THERE was a time when it seemed Tiger Woods would never be deposed as the world’s number one golfer.
Then came an early morning car crash last November which set in train an incredible series of events which shattered the air of invincibility which surrounded the sport’s most recognisable figure.
As Woods fought his demons the race was on to take his throne.
Phil Mickelson was considered the heir apparent but failed to deliver when opportunities came his way while injury has halted Lee Westwood’s challenge for the moment.

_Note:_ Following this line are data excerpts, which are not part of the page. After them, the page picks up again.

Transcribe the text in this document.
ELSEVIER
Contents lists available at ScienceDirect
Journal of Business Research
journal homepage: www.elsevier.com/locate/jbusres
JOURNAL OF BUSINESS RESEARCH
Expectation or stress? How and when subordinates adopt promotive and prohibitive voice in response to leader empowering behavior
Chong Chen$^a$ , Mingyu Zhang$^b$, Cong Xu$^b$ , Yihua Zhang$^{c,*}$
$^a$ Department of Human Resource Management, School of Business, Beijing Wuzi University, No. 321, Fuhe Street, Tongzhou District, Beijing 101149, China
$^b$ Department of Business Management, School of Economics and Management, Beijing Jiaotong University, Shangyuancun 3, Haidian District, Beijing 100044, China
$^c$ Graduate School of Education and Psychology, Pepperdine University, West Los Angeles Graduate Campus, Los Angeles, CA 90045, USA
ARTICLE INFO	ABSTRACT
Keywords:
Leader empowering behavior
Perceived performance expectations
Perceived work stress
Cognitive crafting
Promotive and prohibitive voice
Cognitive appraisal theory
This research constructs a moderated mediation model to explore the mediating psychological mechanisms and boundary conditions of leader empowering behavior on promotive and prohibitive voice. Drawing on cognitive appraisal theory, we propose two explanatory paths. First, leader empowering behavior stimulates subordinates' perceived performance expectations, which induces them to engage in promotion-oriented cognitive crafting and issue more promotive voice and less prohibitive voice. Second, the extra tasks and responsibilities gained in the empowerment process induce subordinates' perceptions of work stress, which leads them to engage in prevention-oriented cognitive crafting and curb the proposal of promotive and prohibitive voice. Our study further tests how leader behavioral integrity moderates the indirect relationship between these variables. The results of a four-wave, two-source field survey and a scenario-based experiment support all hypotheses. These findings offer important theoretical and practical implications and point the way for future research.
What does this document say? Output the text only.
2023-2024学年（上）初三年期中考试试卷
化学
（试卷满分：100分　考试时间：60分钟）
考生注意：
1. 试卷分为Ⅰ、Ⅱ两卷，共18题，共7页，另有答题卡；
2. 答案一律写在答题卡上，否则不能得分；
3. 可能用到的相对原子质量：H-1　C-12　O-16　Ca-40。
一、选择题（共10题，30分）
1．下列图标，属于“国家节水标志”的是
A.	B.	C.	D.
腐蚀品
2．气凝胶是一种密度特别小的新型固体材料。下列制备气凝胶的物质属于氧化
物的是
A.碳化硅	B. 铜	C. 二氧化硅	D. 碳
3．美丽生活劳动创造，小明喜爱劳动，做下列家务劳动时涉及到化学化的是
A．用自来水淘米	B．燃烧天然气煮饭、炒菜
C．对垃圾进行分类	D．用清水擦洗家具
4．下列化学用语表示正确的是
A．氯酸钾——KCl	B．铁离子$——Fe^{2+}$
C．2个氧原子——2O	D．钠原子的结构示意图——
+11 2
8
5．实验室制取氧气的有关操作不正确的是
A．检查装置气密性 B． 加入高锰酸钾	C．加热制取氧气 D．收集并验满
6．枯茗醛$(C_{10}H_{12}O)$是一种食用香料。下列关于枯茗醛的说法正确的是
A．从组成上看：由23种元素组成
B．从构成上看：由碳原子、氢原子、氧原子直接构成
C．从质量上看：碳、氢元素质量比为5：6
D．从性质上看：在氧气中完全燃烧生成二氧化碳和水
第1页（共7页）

And that’s why 25-year-old German Martin Kaymer is the focus of attention this week, as he will become the game’s number one should he finish first or second in the Andalucia Masters at Valderrama.
Woods has been top of the pile for the past 281 weeks and for 623 weeks in his career. The others to reach number one are Greg Norman (331 weeks), Nick Faldo (97), Seve Ballesteros (61), Ian Woosnam (50), Nick Price (44), Vijay Singh (32), Fred Couples (16), David Duval (15), Ernie Els (9), Bernhard Langer (3) and Tom Lehman (1).
Though Bernhard Langer won two Masters green jackets and tournaments worldwide, he was never recognised as a superstar in his native country simply because golf didn’t figure very high with the German public.
And according to Henning Feindt, golf correspondent with BILD, the biggest selling newspaper in Germany, the populace are slowly learning to appreciate what Kaymer has achieved.
“At the beginning of the year, nobody had heard of him”, says Feindt. “But after the US PGA and then, even more, the Ryder Cup, we began to take an interest in him. Normally, we don’t write about golf in our paper, it’s all soccer and Formula One. But with Kaymer, it’s like a star has risen, a new sports hero for German. We call him Golf Giante – golf giant”
After the PGA, the paper published a picture of Kaymer with his American girlfriend Alison Micheletti on the front page, he was featured on Sports Illustrated and was invited to open the NASDAQ stock market.
At last, his fame was being recognised in Germany with Florian Bruhns, CEO of Germany’s 2018 Ryder Cup bid, enthusing that Kaymer’s victory in the US PGA was “like winning the lottery for German golf. We have a new hero.”
Kaymer’s rise to number three in the world should not come as a surprise given the form he has shown in the last two seasons. He was leader of the European Tour’s Race to Dubai order of merit in August 2009 when he broke three bones in his foot in a go-karting accident in Phoenix, Arizona. The injury kept him out of action for two months.
He recalled: “The guy behind me pushed me at full power into the guy in front. My foot was flipped back and I can’t remember much because the pain was intense. My big toe was bent under the others so they had to re-break it!”
The incident cost Kaymer his chance of the order of merit and that’s why he is so keen to make amends this year.
He has €3.1 to his credit, a million ahead of Graeme McDowell, who is also in this week’s field at Valderrama.
But the world number one spot must be lurking large in the background for Kaymer who insists he doesn’t conform to German stereotypes.
“I’m a pretty normal guy. Most people in the world think Germans are boring. I don’t think I’m boring but I’m not like a crazy guy. I’m how you see me on the golf course.
“After winning the US PGA, I celebrated with friends late that night in a McDonalds somewhere between Whistling Straits and Chicago airport which was perfect.”
The Molinaris, McDowell, MA Jimenez, Ross Fisher and Peter Hanson are the seven members of Europe’s successful Ryder Cup team in the Valderrama field. Paul McGinley, Shane Lowry, Darren Clarke, Peter Lawrie, Damien McGrane, Michael Hoey and Gareth Maybin are also in action this weekend.